Sri Chinmoy: I wish to offer my heartfelt gratitude to the many faculty, staff and students who have worked so hard for the success of this evening's programme. Highly esteemed Senior Vice-President Livingston, I am extremely grateful to you for your very kind and gracious introduction, as well as for the blessingful letter of welcome which you wrote to me last month. Your entire life has been consecrated to inspiring and encouraging your fellow professors and students at the University of Texas and worldwide. Therefore, I feel specially honoured and prayerfully moved by your soul-stirring words.

I would like to offer my heart's deepest appreciation to Professor Lester Kurtz, Professor of Sociology and Asian Studies and an enthusiastic pioneer of peace studies through the Ad Hoc Committee on Peace and Conflict Studies.
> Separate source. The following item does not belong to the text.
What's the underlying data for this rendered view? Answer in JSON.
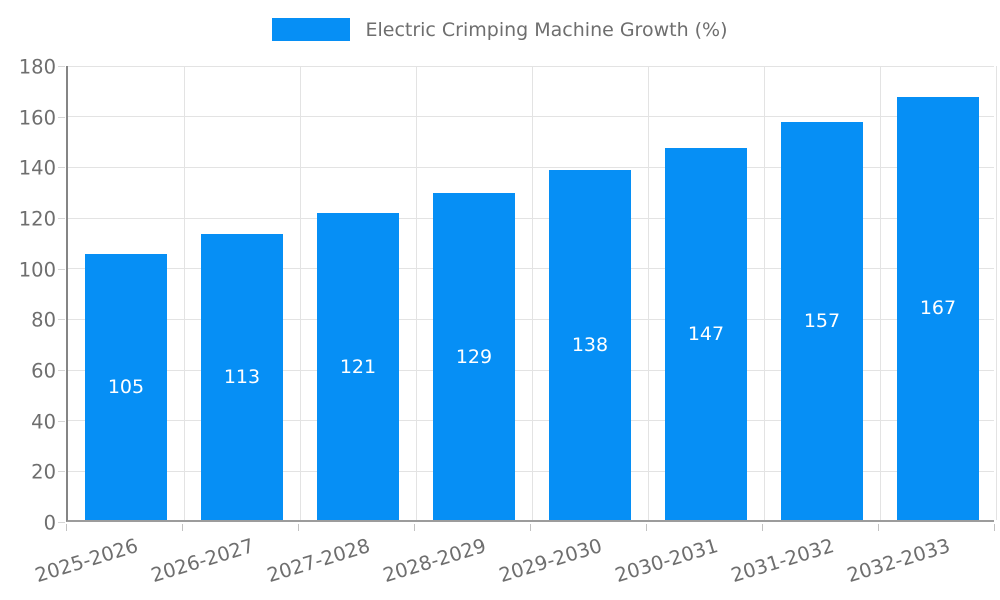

Your tireless vision for a world of non-violence and peace has taken you to the four corners of the globe, including my homeland, India, and my heart is all gratitude to you for your kind invitation to your august University. I shall deeply treasure the "Peace Educator Award" which you have just bestowed upon my devoted head and aspiring heart.

May I also thank my student-friends of the Distinguished Speakers Committee for their wholehearted enthusiasm and support for my visit tonight.


BI 19. University of Texas at Austin, 25 June 1998.